A 13 year old female presented with gradual painless decrease of vision in both eyes for 1.5 years. Over this period her visual acuity dropped from 20/30 (RE) and 20/160 (LE) to hand motion in both eyes. Except for optic atrophy in both eyes, other ocular examinations were normal. In the visual field there was diffuse peripheral field loss and generalised depression. Past medical history was insignificant except for an appendectomy 5 years earlier.
An increased level of sickle cell haemoglobin which constituted 24.9% of her total haemoglobin was documented. Her HbA2 and HbF were in the normal range. She had anaemia with haemoglobin level of 9 g/dl, which we could not find any reason for. Significant expansion of paranasal sinuses including maxillary, frontal, ethmoidal, and sphenoid sinus was visible on magnetic resonance images (MRI) of the patient as shown in figure 1. Based on the MRI of the patient, the diagnosis of PSD would be appropriate.

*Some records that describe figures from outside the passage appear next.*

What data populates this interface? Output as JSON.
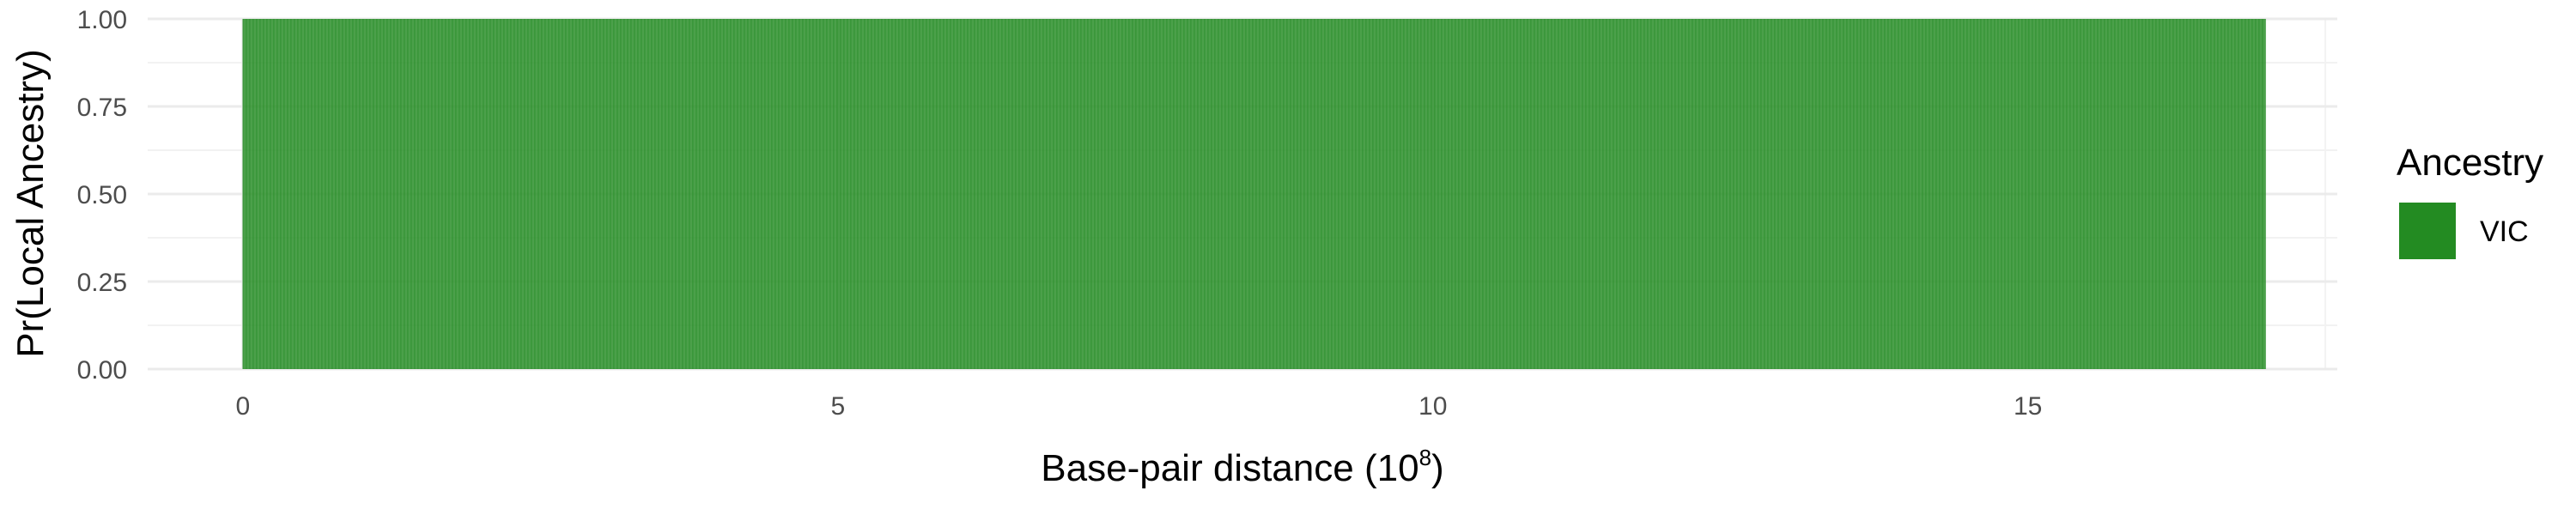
{
  "chart_data": {
    "type": "area",
    "title": "",
    "xlabel": "Base-pair distance",
    "xlabel_unit_base": "10",
    "xlabel_unit_exponent": "8",
    "ylabel": "Pr(Local Ancestry)",
    "xlim": [
      -0.8,
      17.6
    ],
    "ylim": [
      0,
      1
    ],
    "x_ticks": [
      0,
      5,
      10,
      15
    ],
    "x_tick_labels": [
      "0",
      "5",
      "10",
      "15"
    ],
    "y_ticks": [
      0,
      0.25,
      0.5,
      0.75,
      1
    ],
    "y_tick_labels": [
      "0.00",
      "0.25",
      "0.50",
      "0.75",
      "1.00"
    ],
    "grid": true,
    "legend_position": "right",
    "legend_title": "Ancestry",
    "series": [
      {
        "name": "VIC",
        "color": "#238b22",
        "x": [
          0,
          17
        ],
        "values": [
          1,
          1
        ]
      }
    ]
  }
}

Bilateral consecutive frontal craniotomy was performed in order to unroof the optic canal with the hope to release stretching of the optic nerve which we thought was the reason for her visual deterioration. Figure 1 (bottom) is an image of the surgical procedure. It is clear that the optic nerves have been entrapped in the bony canal and probably suffered from severe stretching and/or compressive effects. Six months after the procedure her visual acuity was 20/1200 in both eyes.

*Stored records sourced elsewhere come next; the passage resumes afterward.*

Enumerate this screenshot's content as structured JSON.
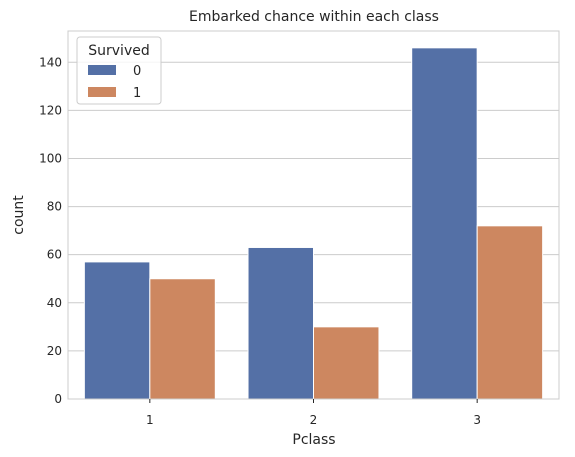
{
  "chart_data": {
    "type": "bar",
    "title": "Embarked chance within each class",
    "xlabel": "Pclass",
    "ylabel": "count",
    "categories": [
      "1",
      "2",
      "3"
    ],
    "series": [
      {
        "name": "0",
        "values": [
          57,
          63,
          146
        ],
        "color": "#5470a6"
      },
      {
        "name": "1",
        "values": [
          50,
          30,
          72
        ],
        "color": "#cd8760"
      }
    ],
    "ylim": [
      0,
      153
    ],
    "yticks": [
      "0",
      "20",
      "40",
      "60",
      "80",
      "100",
      "120",
      "140"
    ],
    "grid": true,
    "legend": {
      "title": "Survived",
      "placement": "top-left"
    }
  }
}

Pneumosinus dilatans is an abnormal dilatation of one or more of the paranasal sinuses. It has diverse manifestations including progressive visual loss if the sphenoid sinus is involved and/or if it is associated with optic nerve meningioma. If the ethmoidal sinus is involved it may present with proptosis.1 Although a valve mechanism raising the pressure inside the sinus is thought to be responsible for this condition,2 the exact etiology is unknown.3 In case of optic nerve damage the nerve is usually compressed in long bony tubes.4 Pneumosinus dilatans has been associated with meningioma of the intracanalicular optic nerve and anterior chiasmal angle,5,6 middle cranial fossa arachnoid cyst,7 cerebral hemiatrophy, and prolonged cerebrospinal fluid shunting.8
To our knowledge this is the first case of PSD associated with sickle cell trait. PSD has not been associated previously with haematological disorders. Considering the fact that sickle cell trait is generally an asymptomatic condition and the patient’s mother was also an asymptomatic carrier, an aetiological relation is unproved. On the other hand, both conditions are rare in our population, therefore the probability of coincidence by chance would seem to be extremely low. The question remains whether our patient had an unusual form of sickle cell trait associated with gross bony involvement and deformity.

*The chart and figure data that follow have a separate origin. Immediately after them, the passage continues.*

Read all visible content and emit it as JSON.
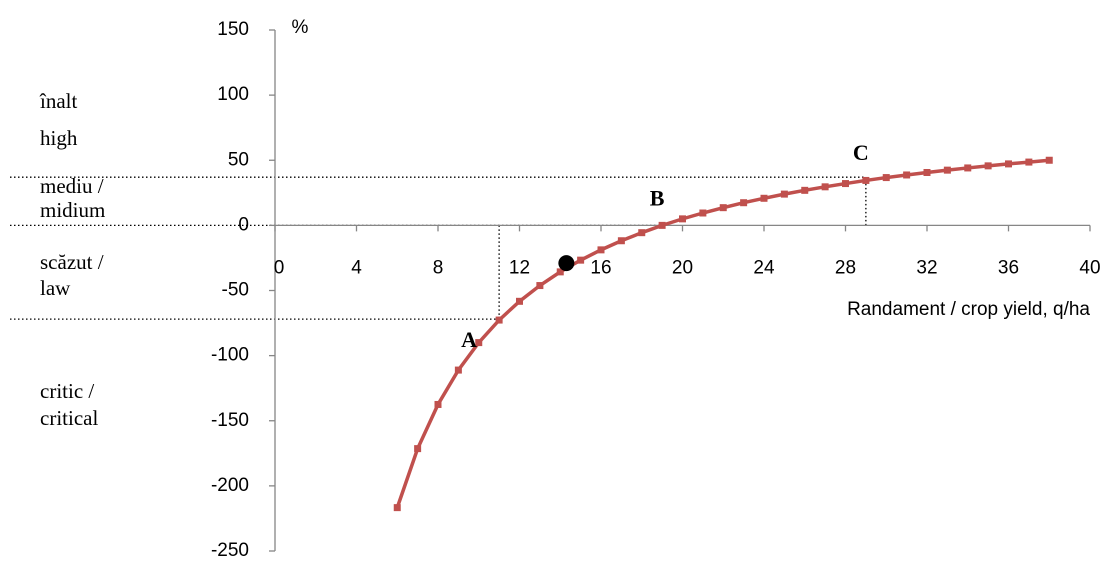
{
  "chart_data": {
    "type": "line",
    "y_label": "%",
    "x_label": "Randament / crop yield, q/ha",
    "xlim": [
      0,
      40
    ],
    "xticks": [
      0,
      4,
      8,
      12,
      16,
      20,
      24,
      28,
      32,
      36,
      40
    ],
    "ylim": [
      -250,
      150
    ],
    "yticks": [
      -250,
      -200,
      -150,
      -100,
      -50,
      0,
      50,
      100,
      150
    ],
    "zones": [
      [
        "înalt",
        "high"
      ],
      [
        "mediu /",
        "midium"
      ],
      [
        "scăzut /",
        "law"
      ],
      [
        "critic /",
        "critical"
      ]
    ],
    "series": [
      {
        "color": "#c0504d",
        "x": [
          6,
          7,
          8,
          9,
          10,
          11,
          12,
          13,
          14,
          15,
          16,
          17,
          18,
          19,
          20,
          21,
          22,
          23,
          24,
          25,
          26,
          27,
          28,
          29,
          30,
          31,
          32,
          33,
          34,
          35,
          36,
          37,
          38
        ],
        "values": [
          -216.7,
          -171.4,
          -137.5,
          -111.1,
          -90.0,
          -72.7,
          -58.3,
          -46.2,
          -35.7,
          -26.7,
          -18.8,
          -11.8,
          -5.6,
          0.0,
          5.0,
          9.5,
          13.6,
          17.4,
          20.8,
          24.0,
          26.9,
          29.6,
          32.1,
          34.5,
          36.7,
          38.7,
          40.6,
          42.4,
          44.1,
          45.7,
          47.2,
          48.6,
          50.0
        ]
      }
    ],
    "points": [
      {
        "label": "A",
        "x": 11,
        "y": -72
      },
      {
        "label": "B",
        "x": 19,
        "y": 0
      },
      {
        "label": "C",
        "x": 29,
        "y": 37
      }
    ],
    "marker": {
      "x": 14.3,
      "y": -29,
      "color": "#000000"
    }
  }
}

Different treatments have been proposed for PSD. These include subtotal resection of the medial wall of the maxillary sinus by an endoscopic approach,9 osteotomy of the deformed fronto-orbital bossing, and obliteration of the sinus with fat.10 Because of global and massive expansion of the sinuses and severe optic nerve dysfunction in this case, we preferred to decompress the optic nerve by removing the roof of bony canal which surrounded the intracranial optic nerve. This resulted in mild visual improvement.